The Supreme Court’s most direct comment on the power to quarantine arose in Compagnie Francaise de Navigation a Vapeur v. Louisiana Board of Health, a case from Louisiana, when the court considered a broad quarantine order, not unlike some of the quarantine orders our state leaders have considered over the last few weeks. Louisiana had faced outbreaks of Yellow Fever two out of every three summers throughout the 19th century, leading to a very aggressive state stance on the power to quarantine. The order the court considered read: “hereafter in the case of any town, city, or parish of Louisiana being declared in quarantine, no body or bodies of people, immigrants, soldiers, or others shall be allowed to enter said town, city, or parish so long as said quarantine shall exist.”

The Supreme Court, by a vote of 7-2, approved that order as constitutional when it was challenged by individuals who attempted to enter the state on a ship from Italy.
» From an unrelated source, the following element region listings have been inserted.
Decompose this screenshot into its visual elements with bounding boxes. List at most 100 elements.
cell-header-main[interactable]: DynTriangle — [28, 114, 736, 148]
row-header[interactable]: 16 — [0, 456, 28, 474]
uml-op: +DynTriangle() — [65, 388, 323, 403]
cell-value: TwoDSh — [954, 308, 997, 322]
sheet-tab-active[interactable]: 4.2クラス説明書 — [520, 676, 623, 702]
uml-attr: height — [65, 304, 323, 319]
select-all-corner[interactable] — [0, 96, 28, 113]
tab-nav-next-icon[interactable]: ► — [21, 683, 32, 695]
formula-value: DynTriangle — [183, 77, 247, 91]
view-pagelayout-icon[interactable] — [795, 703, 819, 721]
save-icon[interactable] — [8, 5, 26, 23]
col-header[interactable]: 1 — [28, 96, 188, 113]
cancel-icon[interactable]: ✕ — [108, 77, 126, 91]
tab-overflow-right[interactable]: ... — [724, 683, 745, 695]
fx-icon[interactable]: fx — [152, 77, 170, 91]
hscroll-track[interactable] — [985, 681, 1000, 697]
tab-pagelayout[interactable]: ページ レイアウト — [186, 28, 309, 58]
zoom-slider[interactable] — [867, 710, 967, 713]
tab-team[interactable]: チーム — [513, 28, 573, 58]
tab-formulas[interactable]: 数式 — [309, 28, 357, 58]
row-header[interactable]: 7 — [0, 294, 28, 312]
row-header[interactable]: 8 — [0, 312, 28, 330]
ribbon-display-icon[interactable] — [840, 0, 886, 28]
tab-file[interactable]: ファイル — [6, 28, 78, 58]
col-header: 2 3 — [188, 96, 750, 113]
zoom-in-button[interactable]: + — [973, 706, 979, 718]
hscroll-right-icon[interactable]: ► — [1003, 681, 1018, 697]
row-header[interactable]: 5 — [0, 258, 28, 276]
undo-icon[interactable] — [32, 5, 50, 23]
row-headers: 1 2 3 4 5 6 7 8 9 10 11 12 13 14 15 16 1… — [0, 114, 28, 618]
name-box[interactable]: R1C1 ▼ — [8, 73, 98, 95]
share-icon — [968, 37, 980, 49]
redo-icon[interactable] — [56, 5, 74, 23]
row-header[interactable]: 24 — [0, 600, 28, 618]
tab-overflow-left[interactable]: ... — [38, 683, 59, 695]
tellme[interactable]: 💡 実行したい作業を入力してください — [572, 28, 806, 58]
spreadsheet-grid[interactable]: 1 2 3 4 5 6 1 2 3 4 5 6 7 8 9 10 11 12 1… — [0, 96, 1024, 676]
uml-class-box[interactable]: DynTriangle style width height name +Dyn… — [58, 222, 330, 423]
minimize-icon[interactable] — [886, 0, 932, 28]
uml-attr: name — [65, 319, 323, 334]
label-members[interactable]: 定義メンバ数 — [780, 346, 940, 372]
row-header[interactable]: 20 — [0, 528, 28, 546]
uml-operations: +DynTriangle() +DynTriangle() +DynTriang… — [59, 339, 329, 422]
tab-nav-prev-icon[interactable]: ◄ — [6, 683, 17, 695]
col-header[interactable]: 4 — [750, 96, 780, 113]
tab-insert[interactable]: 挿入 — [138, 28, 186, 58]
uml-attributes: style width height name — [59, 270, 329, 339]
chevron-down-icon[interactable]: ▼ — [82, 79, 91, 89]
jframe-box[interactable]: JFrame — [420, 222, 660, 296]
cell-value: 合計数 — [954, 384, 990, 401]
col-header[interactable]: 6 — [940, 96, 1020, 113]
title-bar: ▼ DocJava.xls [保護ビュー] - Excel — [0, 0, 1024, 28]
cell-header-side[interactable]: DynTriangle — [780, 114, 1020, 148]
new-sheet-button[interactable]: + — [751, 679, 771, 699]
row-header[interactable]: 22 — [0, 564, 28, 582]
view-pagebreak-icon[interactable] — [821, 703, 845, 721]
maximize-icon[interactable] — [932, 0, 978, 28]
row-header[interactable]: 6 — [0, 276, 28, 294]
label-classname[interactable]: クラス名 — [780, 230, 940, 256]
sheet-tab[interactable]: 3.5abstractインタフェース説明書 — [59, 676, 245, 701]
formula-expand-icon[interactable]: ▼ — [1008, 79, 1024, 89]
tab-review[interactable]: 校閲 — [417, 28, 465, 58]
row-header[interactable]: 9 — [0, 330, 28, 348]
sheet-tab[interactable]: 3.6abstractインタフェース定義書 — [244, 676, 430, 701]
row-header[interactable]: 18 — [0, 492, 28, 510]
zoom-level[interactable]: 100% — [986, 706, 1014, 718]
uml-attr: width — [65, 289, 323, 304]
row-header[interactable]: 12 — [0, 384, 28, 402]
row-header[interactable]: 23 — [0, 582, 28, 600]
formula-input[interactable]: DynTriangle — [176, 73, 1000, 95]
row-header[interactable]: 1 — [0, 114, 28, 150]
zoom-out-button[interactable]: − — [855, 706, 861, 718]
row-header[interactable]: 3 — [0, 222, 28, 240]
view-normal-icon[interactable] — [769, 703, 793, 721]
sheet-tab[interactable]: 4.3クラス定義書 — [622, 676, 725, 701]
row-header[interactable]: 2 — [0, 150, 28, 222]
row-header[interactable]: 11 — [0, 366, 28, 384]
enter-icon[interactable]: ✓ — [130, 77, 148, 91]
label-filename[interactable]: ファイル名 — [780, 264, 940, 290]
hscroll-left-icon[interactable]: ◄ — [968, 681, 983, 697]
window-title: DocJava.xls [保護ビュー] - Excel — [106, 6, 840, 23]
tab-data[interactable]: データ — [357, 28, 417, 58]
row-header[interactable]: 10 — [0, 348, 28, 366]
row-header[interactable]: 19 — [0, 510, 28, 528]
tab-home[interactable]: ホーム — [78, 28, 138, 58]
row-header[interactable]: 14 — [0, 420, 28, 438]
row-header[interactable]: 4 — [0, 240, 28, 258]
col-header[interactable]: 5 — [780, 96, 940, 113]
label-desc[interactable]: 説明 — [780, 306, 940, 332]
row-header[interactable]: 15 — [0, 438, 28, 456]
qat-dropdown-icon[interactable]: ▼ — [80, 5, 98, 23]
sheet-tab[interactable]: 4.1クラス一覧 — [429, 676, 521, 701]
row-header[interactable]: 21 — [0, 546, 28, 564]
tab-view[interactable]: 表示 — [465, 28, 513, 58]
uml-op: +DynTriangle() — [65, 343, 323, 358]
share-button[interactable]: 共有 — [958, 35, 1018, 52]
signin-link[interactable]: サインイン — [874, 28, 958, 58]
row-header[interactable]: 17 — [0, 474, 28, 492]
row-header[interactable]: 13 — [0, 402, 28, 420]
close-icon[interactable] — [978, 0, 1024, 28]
Even though there was no evidence of symptoms of the fever or other disease on board, the court held that a state was justified to keep people out in order to protect the citizens of the state; that to do so did not violate the Constitution.

The broadest of the statewide shelter-in-place orders in California, New York or Pennsylvania go further than past precedent — controlling economic activity and populations over vastly more territory. But assuming courts are likely to approve today’s quarantine measures, what should we look for as Americans to make sure the government is not taking advantage of this otherwise unconstitutional power to restrict constitutional rights during this emergency?

First, these powers are by their nature temporary. They are justified by the extraordinary circumstance of a pandemic, in which a highly communicable and frequently lethal disease can be spread by infected people merely interacting with others. The government is acting legitimately if the purpose and scope of its actions is to prevent infected people from harming others. Do we know when the virus will subside? Of course not. But when the pandemic ends, the justification for the extraordinary assertion of government powers ends, too.

Often our government has used real emergencies — like the 9/11 terrorist attack — or manufactured emergencies — like the so-called drug war of the 1970s and ’80s — to take on additional powers and then refuse to relinquish those powers when the crisis subsides. Americans should watch their government officials carefully to make sure they do not exploit this emergency after it ends.

Vigilant Americans should also monitor the government to make sure it does not abuse the quarantine power during the pandemic. Is the government quarantining an individual as a pretext for some other improper reason to hold that individual? Officials who would exploit their powers in this manner must be dealt with severely, and there is precedent of courts ending quarantines when this power is abused.

Or are the officials privileging some politically favored activities and curtailing others under the guise of the pandemic? If we are in a quarantine, then the government should not play favorites. Protecting the public must be paramount; if the government appears to allow some violations of quarantine orders but arbitrarily prohibits others, the people will lose faith in their leaders and fail to heed otherwise justified quarantine orders. That will jeopardize lives and is an abuse of power.

One should not assume the governors and other officials who have issued these orders are seeking to violate the Constitution. But it’s up to us as Americans to not accept our government’s actions without question. The law provides broad authority to our elected officials to respond to an emergency, but when our leaders violate the limits of that power, Americans must call them on it.